====== 4.5. The Minimum Spanning Tree Problem ======
* A Spanning Tree is a tree that spans all the nodes in a graph
* Given a connected graph G = (V, E) with positive edge weights ce, a Minimum Spanning Tree is a subset of the edges T ⊆ E such that T is a spanning tree whose sum of edge weights is minimized.
== Problem To be solved ==
* We need to find the cheapest spanning tree of the graph, which is called the Minimum Spanning Tree as mentioned above
==== Designing the algorithm ====
Three simple algorithms that efficiently finds the Minimum Spanning Tree:\\
=== Prim's algorithm ===
* Start with some root node s and greedily grow a tree T from s outward
* At each step, add the cheapest edge e to T that has exactly one endpoint in T
* Similar to Dijkstra’s (but simpler)
* So, in brief:
* Maintain a set S ⊆ V ,the set on which we have constructed the spanning tree so far\\
* Initially S = {s}, s the root node\\
* In each iteration:\\
* Grow S by one node, adding to S a node //v// whose cost = min e = (u,v):u in S Ce\\
* Also add the edge e =(u,v) that satisfies the above formula.
=== Kruskal's algorithm ===
* Start with T = φ,thus T = an empty tree
* Consider edges in ascending order of cost
* Insert edge e in T as long as e doesn't create a cycle when added
* if e creates a cycle, we ignore it and move on to the next node
=== Reverse-Delete algorithm ===
* Start with T = E, E the set of all the nodes in the graph
* Consider edges in descending order of cost
* Delete edge e from T unless doing so would disconnect T
==== Analyzing the Algorithms ====
* The **Cut Property **:
* Assume all edge costs are distinct --> The MST is unique
* Now, let S be any subset of nodes that is neither empty nor equal to V
* And let edge e = (v,w) be the minimum cost edge with one end in S and the other in V-S
* Then an spanning tree contains the edge e
* This straight-out-of-the-book statement is the cut property of the Minimum Spanning Tree.Proof:See book
* So, we can insert nodes in the MST as long as we don't create cycle when doing so.

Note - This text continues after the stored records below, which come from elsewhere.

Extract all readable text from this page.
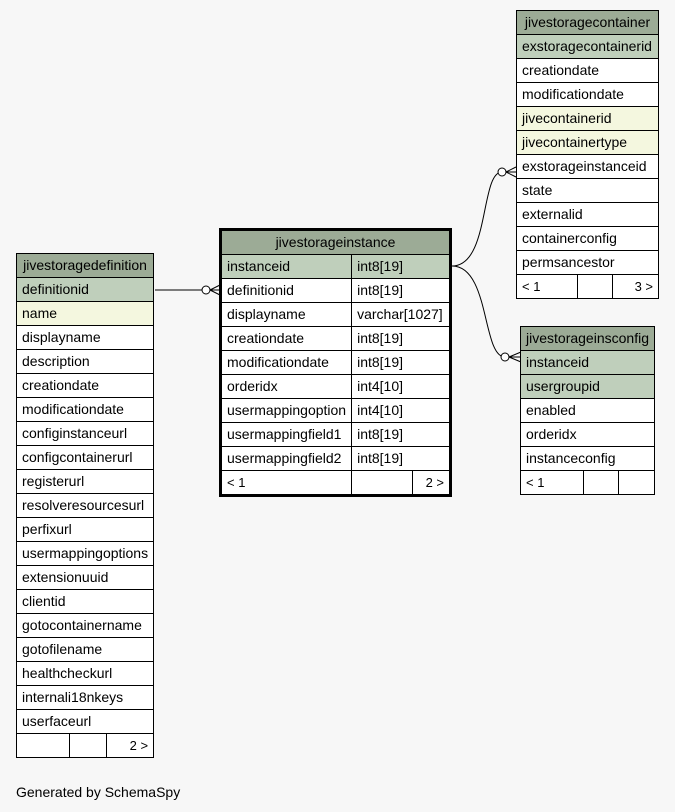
jivestoragedefinition
definitionid
name
displayname
description
creationdate
modificationdate
configinstanceurl
configcontainerurl
registerurl
resolveresourcesurl
perfixurl
usermappingoptions
extensionuuid
clientid
gotocontainername
gotofilename
healthcheckurl
internali18nkeys
userfaceurl
		2 >
jivestorageinstance		
instanceid	int8[19]	
definitionid	int8[19]	
displayname	varchar[1027]	
creationdate	int8[19]	
modificationdate	int8[19]	
orderidx	int4[10]	
usermappingoption	int4[10]	
usermappingfield1	int8[19]	
usermappingfield2	int8[19]	
< 1		2 >
jivestoragecontainer
exstoragecontainerid
creationdate
modificationdate
jivecontainerid
jivecontainertype
exstorageinstanceid
state
externalid
containerconfig
permsancestor
< 1		3 >
jivestorageinsconfig
instanceid
usergroupid
enabled
orderidx
instanceconfig
< 1		
Generated by SchemaSpy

* Prim's and Kruskal's algorithms produce a Minimum spanning tree of the graph G\\
* The **Cycle property**:
* Let C be any cycle, and let f be the maximum cost edge belonging to C
* Then MST does not contain f.
* So, we can delete a node from the MST as long as we don't disconnect our MST
* The Reverse-Delete Algorithm produces a Minimum Spanning Tree of the graph G
==== Implementing Prim's Algorithm ====
* We need to decide which node //v// to add next to the set S at each time
* We maintain the attachment costs a(//v//) = min e = (u,v):u in S Ce for each node //v// in V-S
* Keep the nodes in a Priority Queue(PQ) with a(//v//), the attachment costs, as the keys
* We use ** ExtractMin ** to extract the node //v// to add to S
* We use the ** ChangeKey ** operation to update the attachment costs
* The ** ExtractMin ** operation is performed n-1 times
* The ** ChangeKey ** operation is done at most once for each edge
* Thus using a PQ, we can implement Prim's algorithm in O(mlogn) time\\
\\
Implementation from our class' lecture:\\
>>>>>>>>>>>>>>>>>>>>> for each (v ∈ V) a[v] = ∞
>>>>>>>>>>>>>>>>>>>>> Initialize an empty priority queue Q
>>>>>>>>>>>>>>>>>>>>> for each (v ∈ V) insert v onto Q
>>>>>>>>>>>>>>>>>>>>> Initialize set of explored nodes S = φ
>>>>>>>>>>>>>>>>>>>>> while (Q is not empty)
>>>>>>>>>>>>>>>>>>>>>>>>>>>>>>>> u = delete min element from Q
>>>>>>>>>>>>>>>>>>>>>>>>>>>>>>>> S = S ∪ { u }
>>>>>>>>>>>>>>>>>>>>>>>>>>>>>>>> for each (edge e = (u, v) incident to u)
>>>>>>>>>>>>>>>>>>>>>>>>>>>>>>>>>>>>>>>>>> if (v ∉ S) and (ce < a[v])
>>>>>>>>>>>>>>>>>>>>>>>>>>>>>>>>>>>>>>>>>>>>>>>>>>>>>>decrease priority a[v] to ce
\\
There are several applications of the Minimum Spanning Tree algorithms, many can be found in the book.\\
This was by far the most interesting reading of the chapter!I give it a 9/10.